11 Ottobre 2024
Almerigo Grilz Don Chisciotte Punte di Freccia

Almerigo come Don Chisciotte…

di Mario M. Merlino


Sono stato, ormai un paio d’anni fa, al piccolo cimitero di Anguillara, sulle rive del lago di Bracciano. Vi sono sepolte Palmira ed Elena, gemelle: la prima per un incidente d’auto mai chiarito; l’altra per uno di quei mali che non perdonano. Di Palmira ho visto solo una foto che Leda conservava con religiosa pietas accanto a quella di Riccardo. Dicono che si volessero bene. Elena la conobbi diverso tempo dopo, in piazza Tuscolo, ai tavolini all’aperto del bar Valentini. Fu una frequentazione fugace. Ancora dopo altro tempo ne ho avuto notizia. Allora mi sono fatto portare dove stanno insieme, ho comprato una lattina di birra. Ne ho bevuto un sorso e il resto del contenuto sul bianco freddo marmo.
Oggi, 13 aprile, Almerigo Grilz avrebbe compiuto sessant’anni. Non potendo cavalcare Ronzinante, si armò di macchina fotografica, un paio di occhiali neri, un cappellaccio e via per il mondo, là dove i mulini a vento conoscono il combattimento, la morte.  Nelle isole filippine in Afghanistan nel Mozambico…lontano fisicamente dall’Italia per inseguire un sogno d’avventura che lo rendeva estraneo a questo nostro paese. Un paese che tacitava o relegava ai suoi margini poche bande di un terrorismo senza speranza e forse, ormai, anche senza ideale.

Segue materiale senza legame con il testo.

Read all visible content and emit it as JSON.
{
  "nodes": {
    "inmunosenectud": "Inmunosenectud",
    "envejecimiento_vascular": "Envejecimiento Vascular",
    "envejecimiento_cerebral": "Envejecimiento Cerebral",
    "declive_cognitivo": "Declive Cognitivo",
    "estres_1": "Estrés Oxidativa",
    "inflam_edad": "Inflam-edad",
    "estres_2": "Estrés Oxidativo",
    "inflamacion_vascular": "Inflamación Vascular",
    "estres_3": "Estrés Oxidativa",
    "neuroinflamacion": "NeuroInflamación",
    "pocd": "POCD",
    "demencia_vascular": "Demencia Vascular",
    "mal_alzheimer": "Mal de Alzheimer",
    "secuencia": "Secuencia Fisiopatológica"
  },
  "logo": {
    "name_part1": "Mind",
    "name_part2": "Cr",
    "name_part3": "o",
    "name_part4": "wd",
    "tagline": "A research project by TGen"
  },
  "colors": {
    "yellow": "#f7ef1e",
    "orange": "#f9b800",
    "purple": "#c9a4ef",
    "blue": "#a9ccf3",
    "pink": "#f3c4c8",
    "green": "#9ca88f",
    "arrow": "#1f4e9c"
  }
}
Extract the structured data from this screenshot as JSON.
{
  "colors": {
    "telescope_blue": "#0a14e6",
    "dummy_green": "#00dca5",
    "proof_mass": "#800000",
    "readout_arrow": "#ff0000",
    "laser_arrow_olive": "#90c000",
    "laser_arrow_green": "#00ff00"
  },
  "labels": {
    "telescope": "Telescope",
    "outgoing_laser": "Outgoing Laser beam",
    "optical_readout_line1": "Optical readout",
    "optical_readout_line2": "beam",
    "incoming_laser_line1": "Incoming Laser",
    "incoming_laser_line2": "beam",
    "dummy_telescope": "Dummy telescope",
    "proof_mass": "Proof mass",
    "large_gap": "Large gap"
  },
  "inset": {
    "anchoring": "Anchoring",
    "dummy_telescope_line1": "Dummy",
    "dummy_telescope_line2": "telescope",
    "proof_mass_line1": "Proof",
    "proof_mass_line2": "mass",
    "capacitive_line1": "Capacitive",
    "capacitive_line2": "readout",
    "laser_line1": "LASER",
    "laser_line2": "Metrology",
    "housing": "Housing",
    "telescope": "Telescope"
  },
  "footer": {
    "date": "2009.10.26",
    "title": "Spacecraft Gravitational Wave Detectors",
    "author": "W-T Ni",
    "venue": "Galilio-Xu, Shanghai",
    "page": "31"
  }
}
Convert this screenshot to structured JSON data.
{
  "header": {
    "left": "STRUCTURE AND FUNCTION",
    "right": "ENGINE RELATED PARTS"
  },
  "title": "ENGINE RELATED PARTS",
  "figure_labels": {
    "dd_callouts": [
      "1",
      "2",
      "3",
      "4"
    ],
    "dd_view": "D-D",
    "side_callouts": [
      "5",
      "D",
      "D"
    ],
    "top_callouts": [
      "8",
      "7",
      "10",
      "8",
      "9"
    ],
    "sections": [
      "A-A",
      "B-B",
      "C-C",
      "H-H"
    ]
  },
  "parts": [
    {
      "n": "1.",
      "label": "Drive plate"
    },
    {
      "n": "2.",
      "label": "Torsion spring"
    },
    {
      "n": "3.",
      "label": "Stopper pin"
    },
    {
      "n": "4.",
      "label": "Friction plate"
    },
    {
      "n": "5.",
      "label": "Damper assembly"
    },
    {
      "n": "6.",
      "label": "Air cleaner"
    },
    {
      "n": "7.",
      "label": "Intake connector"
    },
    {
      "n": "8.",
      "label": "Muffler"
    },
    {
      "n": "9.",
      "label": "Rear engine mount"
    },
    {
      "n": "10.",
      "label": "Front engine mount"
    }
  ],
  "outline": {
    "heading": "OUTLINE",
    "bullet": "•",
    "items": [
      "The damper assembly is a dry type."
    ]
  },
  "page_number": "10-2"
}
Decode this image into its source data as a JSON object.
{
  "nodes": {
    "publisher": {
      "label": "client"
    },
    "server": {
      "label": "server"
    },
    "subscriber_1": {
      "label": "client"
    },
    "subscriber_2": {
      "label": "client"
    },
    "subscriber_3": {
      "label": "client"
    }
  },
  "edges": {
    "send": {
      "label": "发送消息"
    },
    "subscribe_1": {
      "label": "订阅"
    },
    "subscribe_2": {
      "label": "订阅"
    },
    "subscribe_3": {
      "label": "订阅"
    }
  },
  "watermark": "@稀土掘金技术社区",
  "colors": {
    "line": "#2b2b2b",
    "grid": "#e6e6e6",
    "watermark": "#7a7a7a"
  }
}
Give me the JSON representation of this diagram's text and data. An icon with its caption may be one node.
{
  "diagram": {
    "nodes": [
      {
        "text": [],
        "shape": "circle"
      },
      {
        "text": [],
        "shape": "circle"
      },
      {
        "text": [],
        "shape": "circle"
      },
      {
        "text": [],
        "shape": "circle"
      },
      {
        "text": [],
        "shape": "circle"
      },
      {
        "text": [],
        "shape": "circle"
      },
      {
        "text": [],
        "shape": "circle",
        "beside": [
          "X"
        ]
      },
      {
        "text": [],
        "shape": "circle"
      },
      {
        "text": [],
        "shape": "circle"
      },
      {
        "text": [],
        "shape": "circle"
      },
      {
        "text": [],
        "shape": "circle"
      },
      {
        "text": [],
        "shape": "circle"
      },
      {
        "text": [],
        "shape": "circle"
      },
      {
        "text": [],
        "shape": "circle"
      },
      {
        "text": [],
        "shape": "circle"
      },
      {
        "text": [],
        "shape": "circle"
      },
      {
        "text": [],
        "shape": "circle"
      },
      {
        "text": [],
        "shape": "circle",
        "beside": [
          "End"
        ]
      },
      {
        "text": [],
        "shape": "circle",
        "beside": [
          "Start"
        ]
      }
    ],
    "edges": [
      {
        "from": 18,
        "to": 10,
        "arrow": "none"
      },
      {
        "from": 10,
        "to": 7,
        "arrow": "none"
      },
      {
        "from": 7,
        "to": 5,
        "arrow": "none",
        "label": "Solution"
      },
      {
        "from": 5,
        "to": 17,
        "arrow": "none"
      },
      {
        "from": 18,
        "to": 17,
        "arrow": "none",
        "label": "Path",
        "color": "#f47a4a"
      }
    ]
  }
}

Gian e Franco si recano in Mozambico, decisi a recuperare ciò che resta di Almerigo. Seguono le tracce del suo passaggio, del corpo che i guerriglieri della Renamo hanno portato con loro. Hanno fortuna. Un vecchio soldato, che aveva partecipato agli scontri con i ribelli, indica loro una quercia ai cui piedi è stato sotterrato. S’è fatta notte, il fuoco li riscalda e gioca con le loro ombre. Hanno corti badili per scavare il terreno, una cassetta in legno. No. Pur giunti apparentemente tanto determinati, no, sanno che egli resterà lì. Ognuno giace là dove ha incontrato la morte perché ogni luogo ove si combatte, quando si è consapevoli e lo si è liberamente scelto, appartiene dell’Idea… Stappano una bottiglia di vino, ne versano una parte sul tronco rugoso brindano a quell’eterno ‘Presente!’ che trasforma in comunità i vivi ed i morti.
Anche Ernesto Guevara, divenuto famoso come ‘ il Che’ per l’intercalare tipico dell’argentino, prima di andarsi ad inforestare nella jungla boliviana, scrive nell’ultima sua lettera di essere montato di nuovo sul cavallo di Don Chisciotte. Ed anche lui se ne va per il mondo, con il basco e la stella a cinque punte, ‘a cercar la bella morte’… Che, poi, utilizzasse le categorie linguistiche del marxismo e che forse fosse anche modesto come capo di un piccolo gruppo di sprovveduti ed esaltati guerriglieri, conta ben poco.
Qui non mi interessa mettere in risalto le diverse barricate ideologiche, le molteplici contrapposizioni militanti, i referenti storico-culturali. (E, confesso, mi interessano sempre meno tout-court!). Ciò che mi conta è rendere la vita un grande sogno, un ideale (che è altra cosa dall’ideologia e dintorni), un essere contro e avvertire ogni confine, anche quello più distante ed esteso, premessa di un universo concentrazionario.
Sulle insegne di Guglielmo il Taciturno spiccava il motto: ‘non occorre riuscire per perseverare né sperare per intraprendere’… E, allora, rispetto ad un sì o ad un no; di fronte alla vittoria e alla sconfitta; alla dialettica che vuole la vita ad versus la morte; beh, birra o vino nello zaino per la buona battaglia e un brindisi comunque e nonostante tutto. Come quel mercenario di Lucera che nel tascapane ha ‘solo una bottiglia e un’oncia di tabacco’.